Implications for Inpatient Glycemic Management and Transitions of Care

The evidence of the impact of hypoglycemia on hospitalized patients’ outcomes supports several management strategies. Key principles include avoiding dysglycemia in hospitalized patients, avoiding iatrogenic hypoglycemia, and practicing patient-centered care, especially in elderly and sick patients in whom glycemic goals may be more liberal (as shown in Fig. 1). Glycemic regimens should be reevaluated when blood glucose falls below 100 mg/dL, and altered when blood glucose falls below 70 mg/dL [1••]. There are few randomized clinical trials to guide glycemic management on the general medical wards, where most hospitalized patients are cared for. The RABBIT-2 trial established the superiority of basal-bolus insulin to sliding scale insulin therapy in hospitalized patients with T2DM [6], highlighting the ineffectiveness of a reactive sliding scale approach and its propensity to cause more hypoglycemia. In addition, the DEAN trial showed that insulin regimens comprised of NPH and regular insulin achieved similar glycemic control to basal-bolus regimens of detemir and aspart in hospitalized patients with type 2 diabetes, without significant differences in hypoglycemia or other outcomes. [7•]. Oral hypoglycemic agents are typically not recommended for inpatient management, and the use of non-hypoglycemic agents needs to be studied.

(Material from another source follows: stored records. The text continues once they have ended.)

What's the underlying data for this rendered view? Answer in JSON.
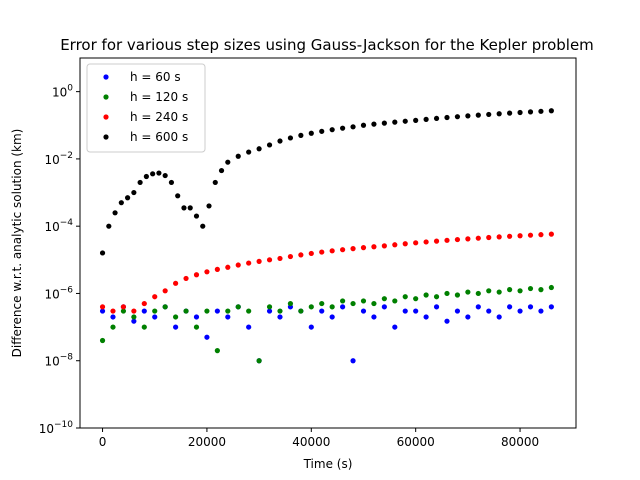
{
  "chart_data": {
    "type": "scatter",
    "title": "Error for various step sizes using Gauss-Jackson for the Kepler problem",
    "xlabel": "Time (s)",
    "ylabel": "Difference w.r.t. analytic solution (km)",
    "xlim": [
      -4320,
      90720
    ],
    "ylim": [
      1e-10,
      10.0
    ],
    "yscale": "log",
    "grid": false,
    "legend_position": "top-left",
    "xticks": [
      0,
      20000,
      40000,
      60000,
      80000
    ],
    "xtick_labels": [
      "0",
      "20000",
      "40000",
      "60000",
      "80000"
    ],
    "yticks": [
      1e-10,
      1e-08,
      1e-06,
      0.0001,
      0.01,
      1
    ],
    "ytick_labels": [
      {
        "base": "10",
        "exp": "−10"
      },
      {
        "base": "10",
        "exp": "−8"
      },
      {
        "base": "10",
        "exp": "−6"
      },
      {
        "base": "10",
        "exp": "−4"
      },
      {
        "base": "10",
        "exp": "−2"
      },
      {
        "base": "10",
        "exp": "0"
      }
    ],
    "series": [
      {
        "name": "h = 60 s",
        "color": "#0000ff",
        "x": [
          0,
          2000,
          4000,
          6000,
          8000,
          10000,
          12000,
          14000,
          16000,
          18000,
          20000,
          22000,
          24000,
          26000,
          28000,
          30000,
          32000,
          34000,
          36000,
          38000,
          40000,
          42000,
          44000,
          46000,
          48000,
          50000,
          52000,
          54000,
          56000,
          58000,
          60000,
          62000,
          64000,
          66000,
          68000,
          70000,
          72000,
          74000,
          76000,
          78000,
          80000,
          82000,
          84000,
          86000
        ],
        "y": [
          3e-07,
          2e-07,
          4e-07,
          1.5e-07,
          3e-07,
          2e-07,
          4e-07,
          1e-07,
          3e-07,
          2e-07,
          5e-08,
          3e-07,
          2e-07,
          4e-07,
          1e-07,
          1e-08,
          3e-07,
          2e-07,
          4e-07,
          3e-07,
          1e-07,
          3e-07,
          2e-07,
          4e-07,
          1e-08,
          3e-07,
          2e-07,
          4e-07,
          1e-07,
          3e-07,
          3e-07,
          2e-07,
          4e-07,
          1.5e-07,
          3e-07,
          2e-07,
          4e-07,
          3e-07,
          2e-07,
          4e-07,
          3e-07,
          4e-07,
          3e-07,
          4e-07
        ]
      },
      {
        "name": "h = 120 s",
        "color": "#008000",
        "x": [
          0,
          2000,
          4000,
          6000,
          8000,
          10000,
          12000,
          14000,
          16000,
          18000,
          20000,
          22000,
          24000,
          26000,
          28000,
          30000,
          32000,
          34000,
          36000,
          38000,
          40000,
          42000,
          44000,
          46000,
          48000,
          50000,
          52000,
          54000,
          56000,
          58000,
          60000,
          62000,
          64000,
          66000,
          68000,
          70000,
          72000,
          74000,
          76000,
          78000,
          80000,
          82000,
          84000,
          86000
        ],
        "y": [
          4e-08,
          1e-07,
          3e-07,
          2e-07,
          1e-07,
          3e-07,
          4e-07,
          2e-07,
          3e-07,
          1e-07,
          3e-07,
          2e-08,
          3e-07,
          4e-07,
          3e-07,
          1e-08,
          4e-07,
          3e-07,
          5e-07,
          3e-07,
          4e-07,
          5e-07,
          4e-07,
          6e-07,
          5e-07,
          6e-07,
          5e-07,
          7e-07,
          6e-07,
          8e-07,
          7e-07,
          9e-07,
          8e-07,
          1e-06,
          9e-07,
          1.1e-06,
          1e-06,
          1.2e-06,
          1.1e-06,
          1.3e-06,
          1.2e-06,
          1.4e-06,
          1.3e-06,
          1.5e-06
        ]
      },
      {
        "name": "h = 240 s",
        "color": "#ff0000",
        "x": [
          0,
          2000,
          4000,
          6000,
          8000,
          10000,
          12000,
          14000,
          16000,
          18000,
          20000,
          22000,
          24000,
          26000,
          28000,
          30000,
          32000,
          34000,
          36000,
          38000,
          40000,
          42000,
          44000,
          46000,
          48000,
          50000,
          52000,
          54000,
          56000,
          58000,
          60000,
          62000,
          64000,
          66000,
          68000,
          70000,
          72000,
          74000,
          76000,
          78000,
          80000,
          82000,
          84000,
          86000
        ],
        "y": [
          4e-07,
          3e-07,
          4e-07,
          3e-07,
          5e-07,
          8e-07,
          1.2e-06,
          2e-06,
          2.8e-06,
          3.6e-06,
          4.4e-06,
          5.2e-06,
          6e-06,
          7e-06,
          8e-06,
          9e-06,
          1e-05,
          1.1e-05,
          1.25e-05,
          1.4e-05,
          1.55e-05,
          1.7e-05,
          1.85e-05,
          2e-05,
          2.15e-05,
          2.3e-05,
          2.45e-05,
          2.6e-05,
          2.8e-05,
          3e-05,
          3.2e-05,
          3.4e-05,
          3.6e-05,
          3.8e-05,
          4e-05,
          4.2e-05,
          4.4e-05,
          4.6e-05,
          4.8e-05,
          5e-05,
          5.2e-05,
          5.4e-05,
          5.6e-05,
          5.8e-05
        ]
      },
      {
        "name": "h = 600 s",
        "color": "#000000",
        "x": [
          0,
          1200,
          2400,
          3600,
          4800,
          6000,
          7200,
          8400,
          9600,
          10800,
          12000,
          13200,
          14400,
          15600,
          16800,
          18000,
          19200,
          20400,
          21600,
          22800,
          24000,
          26000,
          28000,
          30000,
          32000,
          34000,
          36000,
          38000,
          40000,
          42000,
          44000,
          46000,
          48000,
          50000,
          52000,
          54000,
          56000,
          58000,
          60000,
          62000,
          64000,
          66000,
          68000,
          70000,
          72000,
          74000,
          76000,
          78000,
          80000,
          82000,
          84000,
          86000
        ],
        "y": [
          1.6e-05,
          0.0001,
          0.00025,
          0.0005,
          0.0007,
          0.001,
          0.002,
          0.003,
          0.0036,
          0.0038,
          0.0032,
          0.002,
          0.0008,
          0.00035,
          0.00035,
          0.0002,
          0.0001,
          0.0004,
          0.002,
          0.0045,
          0.008,
          0.012,
          0.016,
          0.02,
          0.026,
          0.034,
          0.042,
          0.05,
          0.058,
          0.066,
          0.074,
          0.082,
          0.09,
          0.1,
          0.108,
          0.116,
          0.124,
          0.132,
          0.14,
          0.15,
          0.16,
          0.17,
          0.18,
          0.19,
          0.2,
          0.21,
          0.22,
          0.23,
          0.24,
          0.25,
          0.26,
          0.27
        ]
      }
    ]
  }
}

There may be a role for inpatient use of incretin-based therapies that have low risk of hypoglycemia when used alone, such as GLP-1 agonists and particularly DPP4-inhibitors. However, clinical trials are necessary in order to establish their role in hospitalized patients. Effective and straightforward inpatient glycemic regimens, including protocols for management of hypoglycemic events and insulin dose adjustments, are of paramount importance. Finally, maintenance of normoglycemia is important when care is transitioned from the inpatient to the outpatient setting.

Conclusions

We have discussed that hypoglycemia is common, particularly in elderly and sick patients. It remains unclear whether episodic inpatient hypoglycemia is a direct mediator of adverse outcomes and mortality or merely a biomarker of disease burden and severity. Although evidence supports the latter theory, hypoglycemic events are certainly associated with the potential for harm and should be avoided. More aggressive insulin regimens appear to be beneficial in some patient populations, but should be avoided in frail, ill patients with truncated life expectancy. Hospitalized patients suffering from hypoglycemia, particularly spontaneous hypoglycemia, carry a poor prognosis. When hypoglycemia occurs, the cause needs to be elucidated and treatment regimen adjusted appropriately. Inpatient glycemic protocols should be effective, not labor-intensive, and patient-centered.